末梢動脈疾患(PAD)とは、動脈内にコレステロールが溜(た)まって血管が狭くなったり、詰まったりして、下肢(かし)の血流が悪化する疾患です。症状はフォンテイン分類(Ⅰ度/症状なし、Ⅱ度/間歇性跛行(かんけつせいはこう)(*)、Ⅲ度/安静時疼痛(とうつう)、Ⅳ度/潰瘍(かいよう)、壊死(えし))で分けられ、視診で色調変化を確認し、皮膚温・動脈拍動の触知、ドップラー血流計での聴診を行い、さらに足関節/上腕血圧比(ABI(エービーアイ))を測定し、0.9以下なら血行障害ありと診断します。

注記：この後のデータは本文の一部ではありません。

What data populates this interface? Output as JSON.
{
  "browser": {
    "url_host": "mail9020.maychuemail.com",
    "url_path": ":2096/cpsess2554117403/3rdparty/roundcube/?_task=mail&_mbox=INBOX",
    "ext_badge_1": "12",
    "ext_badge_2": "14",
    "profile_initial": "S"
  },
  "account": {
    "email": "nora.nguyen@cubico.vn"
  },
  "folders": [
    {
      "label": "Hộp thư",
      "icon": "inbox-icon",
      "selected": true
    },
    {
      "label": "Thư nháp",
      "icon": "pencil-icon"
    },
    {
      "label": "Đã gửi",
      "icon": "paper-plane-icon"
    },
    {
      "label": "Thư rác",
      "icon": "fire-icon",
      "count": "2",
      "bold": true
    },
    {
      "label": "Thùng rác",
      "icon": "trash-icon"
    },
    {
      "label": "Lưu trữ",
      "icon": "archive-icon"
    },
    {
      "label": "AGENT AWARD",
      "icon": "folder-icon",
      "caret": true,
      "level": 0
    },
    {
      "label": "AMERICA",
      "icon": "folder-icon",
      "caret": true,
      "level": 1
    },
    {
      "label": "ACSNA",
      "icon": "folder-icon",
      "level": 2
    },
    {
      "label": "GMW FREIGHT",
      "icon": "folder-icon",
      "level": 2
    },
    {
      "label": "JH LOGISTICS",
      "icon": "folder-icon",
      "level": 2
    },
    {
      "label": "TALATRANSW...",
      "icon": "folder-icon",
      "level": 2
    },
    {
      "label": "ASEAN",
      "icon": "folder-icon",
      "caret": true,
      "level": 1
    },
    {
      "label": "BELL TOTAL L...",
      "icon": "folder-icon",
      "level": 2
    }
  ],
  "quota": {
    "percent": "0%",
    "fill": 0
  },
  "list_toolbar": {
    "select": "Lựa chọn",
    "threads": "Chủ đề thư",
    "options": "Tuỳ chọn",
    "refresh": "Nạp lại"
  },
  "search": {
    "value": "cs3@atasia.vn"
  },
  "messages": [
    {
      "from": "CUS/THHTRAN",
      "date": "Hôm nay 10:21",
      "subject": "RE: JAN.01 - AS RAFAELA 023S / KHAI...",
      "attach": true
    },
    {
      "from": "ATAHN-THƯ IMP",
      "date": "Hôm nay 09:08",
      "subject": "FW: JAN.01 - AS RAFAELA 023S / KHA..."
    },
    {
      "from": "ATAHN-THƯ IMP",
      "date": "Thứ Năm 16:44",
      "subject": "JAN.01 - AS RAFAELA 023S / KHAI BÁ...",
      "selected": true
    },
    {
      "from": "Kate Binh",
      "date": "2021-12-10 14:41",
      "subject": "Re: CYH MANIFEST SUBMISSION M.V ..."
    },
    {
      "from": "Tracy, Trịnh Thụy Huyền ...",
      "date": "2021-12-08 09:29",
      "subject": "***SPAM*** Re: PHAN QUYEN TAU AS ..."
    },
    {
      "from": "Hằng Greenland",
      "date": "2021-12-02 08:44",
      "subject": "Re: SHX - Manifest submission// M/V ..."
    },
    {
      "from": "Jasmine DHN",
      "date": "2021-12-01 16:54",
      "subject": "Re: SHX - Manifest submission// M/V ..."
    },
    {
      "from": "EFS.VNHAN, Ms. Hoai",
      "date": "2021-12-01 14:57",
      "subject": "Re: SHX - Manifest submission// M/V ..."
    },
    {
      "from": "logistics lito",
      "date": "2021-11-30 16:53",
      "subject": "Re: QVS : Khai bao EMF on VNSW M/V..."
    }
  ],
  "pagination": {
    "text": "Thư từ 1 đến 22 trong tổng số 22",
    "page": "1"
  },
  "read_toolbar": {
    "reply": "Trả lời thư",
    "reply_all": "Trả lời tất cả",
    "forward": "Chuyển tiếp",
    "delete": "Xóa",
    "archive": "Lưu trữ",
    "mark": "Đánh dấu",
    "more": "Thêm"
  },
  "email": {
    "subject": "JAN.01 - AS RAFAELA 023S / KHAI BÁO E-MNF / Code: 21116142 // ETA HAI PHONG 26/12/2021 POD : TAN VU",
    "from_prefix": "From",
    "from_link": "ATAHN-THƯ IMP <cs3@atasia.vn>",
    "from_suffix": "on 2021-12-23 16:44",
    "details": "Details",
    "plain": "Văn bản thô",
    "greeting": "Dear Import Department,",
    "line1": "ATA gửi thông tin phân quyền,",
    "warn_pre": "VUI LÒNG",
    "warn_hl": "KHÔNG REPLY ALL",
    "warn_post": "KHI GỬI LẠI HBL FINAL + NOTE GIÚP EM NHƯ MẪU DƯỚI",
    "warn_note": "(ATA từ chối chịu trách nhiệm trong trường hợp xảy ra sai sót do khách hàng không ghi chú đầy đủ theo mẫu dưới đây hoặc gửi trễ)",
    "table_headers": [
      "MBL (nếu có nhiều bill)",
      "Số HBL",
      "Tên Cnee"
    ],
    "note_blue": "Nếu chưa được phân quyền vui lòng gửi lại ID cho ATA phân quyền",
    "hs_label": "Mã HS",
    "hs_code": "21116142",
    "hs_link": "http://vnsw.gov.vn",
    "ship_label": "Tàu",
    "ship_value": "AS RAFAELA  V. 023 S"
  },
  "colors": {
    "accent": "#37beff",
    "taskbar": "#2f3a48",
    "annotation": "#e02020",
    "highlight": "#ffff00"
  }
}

透析や糖尿病症例では、動脈の石灰化のためにABIが高値となるので注意が必要です。治療としては、①軽症~中等症例(Ⅱ度まで)は、禁煙、抗血小板剤の内服、運動療法を行い、②Ⅱ度の保存療法無効例や重症虚血肢(Ⅲ・Ⅳ度)は血行再建を行います。

その方法としては血管内治療(EVT(イーブイティー))とバイパス術があります。EVTでは、局所麻酔下に風船付カテーテルでの血管拡張やステント留置を行い、バイパス術は、狭くなったり詰まったりしている病変の上下で、人工血管や自家静脈を用いて新しい道路(血管)を作成します。通常、全身麻酔が必要です。

基本的には体への負担が少ないEVTを優先して行い、症状が改善しない場合や脚の付け根・膝(ひざ)という、ステントを留置してはいけない屈曲部に病変がある場合は、バイパス術を行う方針としています。血行再建が不可能な例では、血管拡張剤投与や人工高炭酸泉足浴を行いますが、救肢できない場合には下肢切断を検討することになります。重症虚血肢は血行再建を行った後も壊死組織の切除(デブリードマン)や局所陰圧閉鎖療法を行って、創(きず)治癒をめざします。

静脈疾患による静脈うっ滞性障害(図2)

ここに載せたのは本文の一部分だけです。